Menendez’s critique of the Biden administration’s use of Title 42 is a significant hiccup, as the New Jersey senator is seen as the top Democratic authority on relations with the Western Hemisphere.
Menendez, who The New York Times called “the Democrat the White House fears the most,” has also butted heads with the Biden administration over the withdrawal from Afghanistan, lifting terror designations on Colombian guerrilla groups, and diplomatic openings to Cuba and Venezuela.

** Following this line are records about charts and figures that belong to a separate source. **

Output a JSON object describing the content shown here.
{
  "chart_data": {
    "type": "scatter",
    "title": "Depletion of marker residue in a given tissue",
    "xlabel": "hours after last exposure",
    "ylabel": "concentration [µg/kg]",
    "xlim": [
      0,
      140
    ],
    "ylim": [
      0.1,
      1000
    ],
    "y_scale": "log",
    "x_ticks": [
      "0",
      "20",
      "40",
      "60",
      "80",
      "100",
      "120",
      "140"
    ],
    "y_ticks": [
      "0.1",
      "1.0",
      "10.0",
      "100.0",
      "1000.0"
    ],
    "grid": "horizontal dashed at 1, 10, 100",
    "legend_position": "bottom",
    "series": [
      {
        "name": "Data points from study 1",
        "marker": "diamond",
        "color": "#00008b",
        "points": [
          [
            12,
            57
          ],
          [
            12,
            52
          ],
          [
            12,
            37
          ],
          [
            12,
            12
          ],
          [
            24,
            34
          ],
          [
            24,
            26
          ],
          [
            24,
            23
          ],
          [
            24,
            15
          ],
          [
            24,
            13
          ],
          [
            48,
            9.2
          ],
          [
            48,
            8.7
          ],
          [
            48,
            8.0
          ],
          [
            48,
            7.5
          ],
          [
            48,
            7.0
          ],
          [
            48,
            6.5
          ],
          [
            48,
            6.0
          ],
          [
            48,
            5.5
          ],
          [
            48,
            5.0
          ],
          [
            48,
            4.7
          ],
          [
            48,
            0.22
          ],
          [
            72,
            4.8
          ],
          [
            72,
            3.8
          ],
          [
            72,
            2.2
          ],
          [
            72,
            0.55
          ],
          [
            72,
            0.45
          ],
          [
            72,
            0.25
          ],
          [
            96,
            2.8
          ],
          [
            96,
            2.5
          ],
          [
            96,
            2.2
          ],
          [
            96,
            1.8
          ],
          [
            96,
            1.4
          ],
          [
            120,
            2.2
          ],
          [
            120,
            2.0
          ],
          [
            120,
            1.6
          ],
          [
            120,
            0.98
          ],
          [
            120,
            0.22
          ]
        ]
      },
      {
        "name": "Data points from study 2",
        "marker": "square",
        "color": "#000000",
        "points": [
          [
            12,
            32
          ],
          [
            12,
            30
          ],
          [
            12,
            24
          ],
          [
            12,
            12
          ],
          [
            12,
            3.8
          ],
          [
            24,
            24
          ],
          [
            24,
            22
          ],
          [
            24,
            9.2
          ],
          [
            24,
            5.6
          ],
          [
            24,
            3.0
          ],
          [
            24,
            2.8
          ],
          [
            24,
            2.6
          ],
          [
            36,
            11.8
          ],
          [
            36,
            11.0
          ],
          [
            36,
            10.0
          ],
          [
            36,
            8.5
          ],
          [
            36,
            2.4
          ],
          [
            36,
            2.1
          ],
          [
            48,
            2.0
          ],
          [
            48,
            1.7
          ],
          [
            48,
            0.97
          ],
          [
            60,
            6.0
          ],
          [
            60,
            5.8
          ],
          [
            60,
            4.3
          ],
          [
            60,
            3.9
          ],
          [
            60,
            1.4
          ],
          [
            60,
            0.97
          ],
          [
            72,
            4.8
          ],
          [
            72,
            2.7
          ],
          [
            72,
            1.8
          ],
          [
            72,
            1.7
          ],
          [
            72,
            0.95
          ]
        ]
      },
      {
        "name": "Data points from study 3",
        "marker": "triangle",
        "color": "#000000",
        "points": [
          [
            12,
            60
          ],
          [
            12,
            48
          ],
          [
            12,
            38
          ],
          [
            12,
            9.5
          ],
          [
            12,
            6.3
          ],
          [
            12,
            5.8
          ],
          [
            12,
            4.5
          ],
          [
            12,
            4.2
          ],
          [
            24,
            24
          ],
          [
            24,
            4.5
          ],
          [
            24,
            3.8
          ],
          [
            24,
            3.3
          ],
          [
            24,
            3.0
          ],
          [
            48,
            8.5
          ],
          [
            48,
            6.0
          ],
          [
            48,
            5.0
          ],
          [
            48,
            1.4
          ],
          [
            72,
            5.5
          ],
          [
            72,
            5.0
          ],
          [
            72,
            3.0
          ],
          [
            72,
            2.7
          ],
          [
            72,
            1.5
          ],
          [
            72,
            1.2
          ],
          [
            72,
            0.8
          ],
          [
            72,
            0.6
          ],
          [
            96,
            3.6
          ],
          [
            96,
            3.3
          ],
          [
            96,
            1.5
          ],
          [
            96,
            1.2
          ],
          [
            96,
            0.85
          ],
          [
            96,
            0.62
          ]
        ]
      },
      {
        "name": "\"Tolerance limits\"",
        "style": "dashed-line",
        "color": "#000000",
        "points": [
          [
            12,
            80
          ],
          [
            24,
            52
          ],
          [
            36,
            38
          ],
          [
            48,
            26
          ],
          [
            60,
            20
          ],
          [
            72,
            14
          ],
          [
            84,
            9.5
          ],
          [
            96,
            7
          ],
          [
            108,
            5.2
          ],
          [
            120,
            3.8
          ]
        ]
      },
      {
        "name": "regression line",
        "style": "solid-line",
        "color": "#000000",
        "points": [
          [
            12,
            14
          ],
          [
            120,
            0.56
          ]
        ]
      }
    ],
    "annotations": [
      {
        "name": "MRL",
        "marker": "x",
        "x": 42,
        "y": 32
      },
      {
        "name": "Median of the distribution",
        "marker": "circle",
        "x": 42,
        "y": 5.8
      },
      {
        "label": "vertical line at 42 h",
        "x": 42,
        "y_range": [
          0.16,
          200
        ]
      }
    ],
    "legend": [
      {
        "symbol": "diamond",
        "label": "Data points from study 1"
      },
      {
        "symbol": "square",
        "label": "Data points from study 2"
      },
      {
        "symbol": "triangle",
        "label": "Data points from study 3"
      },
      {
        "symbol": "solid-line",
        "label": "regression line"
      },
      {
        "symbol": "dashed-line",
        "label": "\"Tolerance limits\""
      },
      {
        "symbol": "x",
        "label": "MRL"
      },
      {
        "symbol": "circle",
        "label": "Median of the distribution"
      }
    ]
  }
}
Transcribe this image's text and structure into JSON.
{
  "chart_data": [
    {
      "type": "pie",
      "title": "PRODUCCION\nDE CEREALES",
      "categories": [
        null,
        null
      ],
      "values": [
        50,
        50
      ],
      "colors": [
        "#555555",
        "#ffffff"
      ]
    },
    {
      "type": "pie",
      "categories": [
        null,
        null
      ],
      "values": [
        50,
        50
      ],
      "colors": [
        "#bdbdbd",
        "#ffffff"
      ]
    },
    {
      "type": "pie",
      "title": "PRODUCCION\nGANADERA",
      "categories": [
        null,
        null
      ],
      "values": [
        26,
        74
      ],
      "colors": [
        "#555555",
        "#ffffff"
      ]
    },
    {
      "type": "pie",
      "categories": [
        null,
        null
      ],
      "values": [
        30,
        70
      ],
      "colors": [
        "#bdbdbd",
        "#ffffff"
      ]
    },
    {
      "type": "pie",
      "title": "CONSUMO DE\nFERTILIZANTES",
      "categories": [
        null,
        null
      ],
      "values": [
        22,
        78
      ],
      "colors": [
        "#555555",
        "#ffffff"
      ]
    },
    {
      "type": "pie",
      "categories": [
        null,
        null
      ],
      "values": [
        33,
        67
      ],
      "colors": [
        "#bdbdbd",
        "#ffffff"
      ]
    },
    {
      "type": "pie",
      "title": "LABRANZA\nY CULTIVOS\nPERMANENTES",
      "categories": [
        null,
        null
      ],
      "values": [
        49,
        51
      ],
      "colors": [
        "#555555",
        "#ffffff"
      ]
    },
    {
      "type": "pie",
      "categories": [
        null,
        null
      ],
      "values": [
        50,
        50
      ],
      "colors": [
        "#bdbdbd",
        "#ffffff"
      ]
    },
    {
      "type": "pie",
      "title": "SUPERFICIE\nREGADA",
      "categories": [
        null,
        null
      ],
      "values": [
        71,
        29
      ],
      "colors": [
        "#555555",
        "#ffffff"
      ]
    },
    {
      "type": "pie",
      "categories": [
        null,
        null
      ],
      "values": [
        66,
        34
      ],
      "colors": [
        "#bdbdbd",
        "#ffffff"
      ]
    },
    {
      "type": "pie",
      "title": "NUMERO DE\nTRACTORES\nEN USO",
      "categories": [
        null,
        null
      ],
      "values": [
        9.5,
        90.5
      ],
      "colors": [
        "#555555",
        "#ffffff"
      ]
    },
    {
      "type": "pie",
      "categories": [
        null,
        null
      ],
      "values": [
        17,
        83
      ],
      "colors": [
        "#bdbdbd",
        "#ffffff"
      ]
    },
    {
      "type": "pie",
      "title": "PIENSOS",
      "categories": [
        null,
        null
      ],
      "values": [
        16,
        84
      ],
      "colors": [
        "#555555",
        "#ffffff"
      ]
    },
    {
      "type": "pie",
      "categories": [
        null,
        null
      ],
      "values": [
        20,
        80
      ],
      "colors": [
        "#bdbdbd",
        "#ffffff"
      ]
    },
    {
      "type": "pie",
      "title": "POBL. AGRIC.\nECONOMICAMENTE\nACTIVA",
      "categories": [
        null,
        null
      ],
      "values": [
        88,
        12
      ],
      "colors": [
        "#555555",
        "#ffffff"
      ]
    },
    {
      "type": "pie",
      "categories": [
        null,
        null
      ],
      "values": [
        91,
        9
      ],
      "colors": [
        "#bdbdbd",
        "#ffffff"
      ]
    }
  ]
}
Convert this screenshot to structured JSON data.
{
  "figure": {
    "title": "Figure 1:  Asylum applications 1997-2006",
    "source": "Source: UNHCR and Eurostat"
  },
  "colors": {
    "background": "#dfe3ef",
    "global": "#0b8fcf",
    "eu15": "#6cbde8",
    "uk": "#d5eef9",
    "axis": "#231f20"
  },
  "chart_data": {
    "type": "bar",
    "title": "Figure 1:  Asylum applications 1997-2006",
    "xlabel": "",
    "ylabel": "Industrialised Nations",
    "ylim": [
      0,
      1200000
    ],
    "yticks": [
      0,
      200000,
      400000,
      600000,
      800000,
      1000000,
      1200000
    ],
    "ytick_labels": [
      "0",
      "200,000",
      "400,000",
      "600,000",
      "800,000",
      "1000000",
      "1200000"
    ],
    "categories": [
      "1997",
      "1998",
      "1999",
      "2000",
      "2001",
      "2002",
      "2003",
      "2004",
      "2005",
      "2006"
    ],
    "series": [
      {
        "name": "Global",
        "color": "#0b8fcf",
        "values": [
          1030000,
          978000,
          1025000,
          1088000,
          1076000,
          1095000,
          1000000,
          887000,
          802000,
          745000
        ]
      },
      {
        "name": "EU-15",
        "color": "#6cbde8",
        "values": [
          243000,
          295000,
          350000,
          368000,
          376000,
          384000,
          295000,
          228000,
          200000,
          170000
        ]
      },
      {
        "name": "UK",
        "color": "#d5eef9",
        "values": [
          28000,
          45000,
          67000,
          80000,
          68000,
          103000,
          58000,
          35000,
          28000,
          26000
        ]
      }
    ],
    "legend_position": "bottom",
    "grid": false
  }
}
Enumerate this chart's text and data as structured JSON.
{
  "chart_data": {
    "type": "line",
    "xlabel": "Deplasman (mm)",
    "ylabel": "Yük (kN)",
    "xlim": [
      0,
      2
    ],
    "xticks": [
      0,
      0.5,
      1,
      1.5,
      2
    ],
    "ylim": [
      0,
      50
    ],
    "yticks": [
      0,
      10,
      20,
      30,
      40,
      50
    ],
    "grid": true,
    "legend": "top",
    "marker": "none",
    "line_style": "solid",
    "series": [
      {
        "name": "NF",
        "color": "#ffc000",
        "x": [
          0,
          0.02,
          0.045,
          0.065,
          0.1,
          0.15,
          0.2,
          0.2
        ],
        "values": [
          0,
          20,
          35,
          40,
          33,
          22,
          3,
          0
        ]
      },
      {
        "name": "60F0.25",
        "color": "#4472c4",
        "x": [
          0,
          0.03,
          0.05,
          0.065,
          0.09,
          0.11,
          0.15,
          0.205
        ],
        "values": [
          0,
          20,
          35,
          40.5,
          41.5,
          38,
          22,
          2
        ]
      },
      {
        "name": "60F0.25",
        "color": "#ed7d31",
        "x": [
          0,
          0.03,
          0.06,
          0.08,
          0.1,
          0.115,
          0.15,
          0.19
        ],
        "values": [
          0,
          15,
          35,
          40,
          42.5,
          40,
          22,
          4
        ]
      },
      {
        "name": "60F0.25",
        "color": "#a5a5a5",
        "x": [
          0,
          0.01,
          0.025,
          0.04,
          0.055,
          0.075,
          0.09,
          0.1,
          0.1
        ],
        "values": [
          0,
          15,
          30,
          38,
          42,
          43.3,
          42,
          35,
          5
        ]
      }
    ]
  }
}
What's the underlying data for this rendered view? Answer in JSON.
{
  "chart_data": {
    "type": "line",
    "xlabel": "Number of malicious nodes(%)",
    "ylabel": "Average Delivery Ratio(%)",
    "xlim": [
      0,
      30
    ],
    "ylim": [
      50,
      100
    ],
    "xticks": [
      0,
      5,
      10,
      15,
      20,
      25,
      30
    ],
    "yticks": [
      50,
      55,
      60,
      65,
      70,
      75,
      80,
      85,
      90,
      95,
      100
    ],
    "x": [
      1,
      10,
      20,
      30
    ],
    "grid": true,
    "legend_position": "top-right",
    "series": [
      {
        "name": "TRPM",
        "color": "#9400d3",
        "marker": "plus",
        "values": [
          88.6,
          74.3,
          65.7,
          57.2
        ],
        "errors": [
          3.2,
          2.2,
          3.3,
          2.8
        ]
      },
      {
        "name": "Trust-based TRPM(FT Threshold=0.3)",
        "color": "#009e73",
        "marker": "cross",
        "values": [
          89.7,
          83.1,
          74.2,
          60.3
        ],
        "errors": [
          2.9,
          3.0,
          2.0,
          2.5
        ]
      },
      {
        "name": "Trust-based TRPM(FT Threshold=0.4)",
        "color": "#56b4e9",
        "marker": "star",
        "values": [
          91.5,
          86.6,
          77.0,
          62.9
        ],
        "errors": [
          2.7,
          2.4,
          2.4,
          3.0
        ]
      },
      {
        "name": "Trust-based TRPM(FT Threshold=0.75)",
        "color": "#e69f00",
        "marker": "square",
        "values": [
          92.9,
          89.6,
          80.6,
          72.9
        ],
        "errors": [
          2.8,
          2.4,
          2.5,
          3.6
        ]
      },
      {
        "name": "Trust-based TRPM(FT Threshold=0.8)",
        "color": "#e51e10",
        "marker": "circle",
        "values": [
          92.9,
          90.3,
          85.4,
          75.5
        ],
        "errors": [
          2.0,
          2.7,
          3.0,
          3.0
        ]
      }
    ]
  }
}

Menendez joined a growing chorus of pro-immigrant groups and politicians criticizing the Biden rollout, which was initially sold as a new avenue of entry for Venezuelans, despite the fact that it has the potential to keep out more people than it lets in.
“It is my hope that the Biden Administration reconsiders the expulsion of additional Venezuelans under Title 42, and instead, affords Venezuelan refugees fleeing Maduro the same opportunities that were rightfully granted to Ukrainians fleeing Putin,” said Menendez.
And the New Jersey senator picked apart the details of the Biden plan.
“Unlike Ukrainians, this program creates an automatic disqualification for Venezuelans who have risked their lives to find temporary refuge in Panama and Mexico. Under this new program, more Venezuelans will be expelled under Title 42 than are eligible for parole,” he said.
“Likewise, the administration must continue to pursue their original goal of ending Title 42 in the courts, redesignating TPS for Venezuelans in the United States, and most importantly, expanding refugee resettlement processing for Venezuelans so they have permanent protections in the United States,” added Menendez.